Al di là delle divisioni della tifoseria, quello che più mi preme è che per la Fiorentina, a giugno, sono pronti due scenari diversi: il primo è quello della continuità, mentre il secondo è la rivoluzione totale. Ecco cosa potrebbe accadere:

1) Prandelli resta, i Della Valle gli rinnovano il contratto per 5 anni e il progetto prosegue, basandosi ora più che mai sui giovani, e quindi su Babacar, Jovetic, De Silvestri, Ljajic, Carraro, e viene ceduto un pezzo pregiato, che potrebbe essere uno tra Frey, Mutu e Vargas.

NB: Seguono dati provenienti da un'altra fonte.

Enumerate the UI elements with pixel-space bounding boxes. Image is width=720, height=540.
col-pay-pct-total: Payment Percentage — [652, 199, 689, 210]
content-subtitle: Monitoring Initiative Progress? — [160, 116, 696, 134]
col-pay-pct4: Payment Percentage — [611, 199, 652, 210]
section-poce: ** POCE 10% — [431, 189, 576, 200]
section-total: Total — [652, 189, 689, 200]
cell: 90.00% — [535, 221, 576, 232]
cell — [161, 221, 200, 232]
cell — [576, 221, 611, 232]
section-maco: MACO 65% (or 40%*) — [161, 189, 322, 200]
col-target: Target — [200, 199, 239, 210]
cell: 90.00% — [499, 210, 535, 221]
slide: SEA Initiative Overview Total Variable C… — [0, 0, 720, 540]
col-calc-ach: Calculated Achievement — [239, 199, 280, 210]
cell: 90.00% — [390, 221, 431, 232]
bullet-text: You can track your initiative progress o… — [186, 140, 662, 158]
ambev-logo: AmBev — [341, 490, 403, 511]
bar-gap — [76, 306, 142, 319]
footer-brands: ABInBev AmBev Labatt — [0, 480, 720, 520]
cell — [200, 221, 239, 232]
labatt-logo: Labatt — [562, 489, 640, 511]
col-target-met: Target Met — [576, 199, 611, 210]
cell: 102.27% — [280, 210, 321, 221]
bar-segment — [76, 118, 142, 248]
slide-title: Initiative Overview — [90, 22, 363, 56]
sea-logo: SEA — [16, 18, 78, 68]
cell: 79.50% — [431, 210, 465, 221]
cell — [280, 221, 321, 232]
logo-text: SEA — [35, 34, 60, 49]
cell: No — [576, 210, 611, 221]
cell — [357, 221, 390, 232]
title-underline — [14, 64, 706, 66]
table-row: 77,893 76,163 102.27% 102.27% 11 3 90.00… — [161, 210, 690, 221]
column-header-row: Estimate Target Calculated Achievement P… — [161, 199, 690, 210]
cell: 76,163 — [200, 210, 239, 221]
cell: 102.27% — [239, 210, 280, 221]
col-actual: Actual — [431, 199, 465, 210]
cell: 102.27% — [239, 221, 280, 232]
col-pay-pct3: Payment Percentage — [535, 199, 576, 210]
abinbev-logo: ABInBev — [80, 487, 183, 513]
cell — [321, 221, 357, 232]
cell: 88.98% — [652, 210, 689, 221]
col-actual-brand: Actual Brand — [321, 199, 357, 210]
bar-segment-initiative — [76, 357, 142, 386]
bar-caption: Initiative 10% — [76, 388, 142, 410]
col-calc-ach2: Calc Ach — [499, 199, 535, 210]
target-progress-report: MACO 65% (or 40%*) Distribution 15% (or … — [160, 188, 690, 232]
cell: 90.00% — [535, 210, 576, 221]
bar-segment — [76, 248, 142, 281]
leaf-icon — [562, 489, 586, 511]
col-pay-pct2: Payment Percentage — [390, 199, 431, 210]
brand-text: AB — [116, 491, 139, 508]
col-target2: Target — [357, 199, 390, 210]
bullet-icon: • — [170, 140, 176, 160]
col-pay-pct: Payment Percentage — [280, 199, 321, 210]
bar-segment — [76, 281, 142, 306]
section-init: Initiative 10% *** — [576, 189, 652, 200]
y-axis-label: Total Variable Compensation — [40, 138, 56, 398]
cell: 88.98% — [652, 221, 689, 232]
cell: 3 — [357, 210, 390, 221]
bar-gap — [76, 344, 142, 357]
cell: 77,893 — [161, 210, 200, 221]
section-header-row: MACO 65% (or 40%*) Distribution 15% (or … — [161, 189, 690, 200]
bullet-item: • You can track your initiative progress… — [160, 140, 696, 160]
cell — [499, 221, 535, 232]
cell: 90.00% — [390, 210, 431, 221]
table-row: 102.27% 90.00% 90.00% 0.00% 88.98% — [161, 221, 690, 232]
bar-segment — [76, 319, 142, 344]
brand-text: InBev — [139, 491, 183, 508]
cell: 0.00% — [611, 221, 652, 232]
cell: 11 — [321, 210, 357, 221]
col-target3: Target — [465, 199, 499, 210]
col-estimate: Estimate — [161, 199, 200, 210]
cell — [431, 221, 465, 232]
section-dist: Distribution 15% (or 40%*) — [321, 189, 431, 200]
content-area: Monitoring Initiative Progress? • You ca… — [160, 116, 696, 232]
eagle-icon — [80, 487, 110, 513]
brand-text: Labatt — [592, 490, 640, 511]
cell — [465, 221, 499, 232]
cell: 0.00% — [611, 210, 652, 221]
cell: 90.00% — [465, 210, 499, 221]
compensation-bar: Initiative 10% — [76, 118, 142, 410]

2) i Della Valle non rinnovano il contratto a Prandelli, che a fine stagione lascia e si accasa da altre parti; il nuovo allenatore è uno tra Allegri, Delneri, Giampaolo, continua il progetto giovani e si ridimensiona la squadra, facendo diventare l'obiettivo principale la qualficazione all'Europa League.

Beh, indubbiamente lo scenario preferibile è il primo, perché se dovessero avverarsi le ipotesi del secondo scenario sarebbe un duro colpo per Firenze e la Fiorentina, in quanto i Della Valle perderebbero credibilità acquisita licenziando il tecnico che ha portato la Fiorentina in Europa per tre anni consecutivi (cinque cosiderando Calciopoli, n.d.a.), dimostrando un irriconoscenza degna dei migliori presidenti mangia-allenatori. Il popolo viola ( che non sono gli anti-berlusconiani di Di Pietro) sperano che tutto si risolva per il meglio, ovvero che gli interpreti di questa opera lascino da parte provocazioni, accuse velate e quant'altro per ricorrere allo strumento fondamentale per questi momenti: la chiarezza.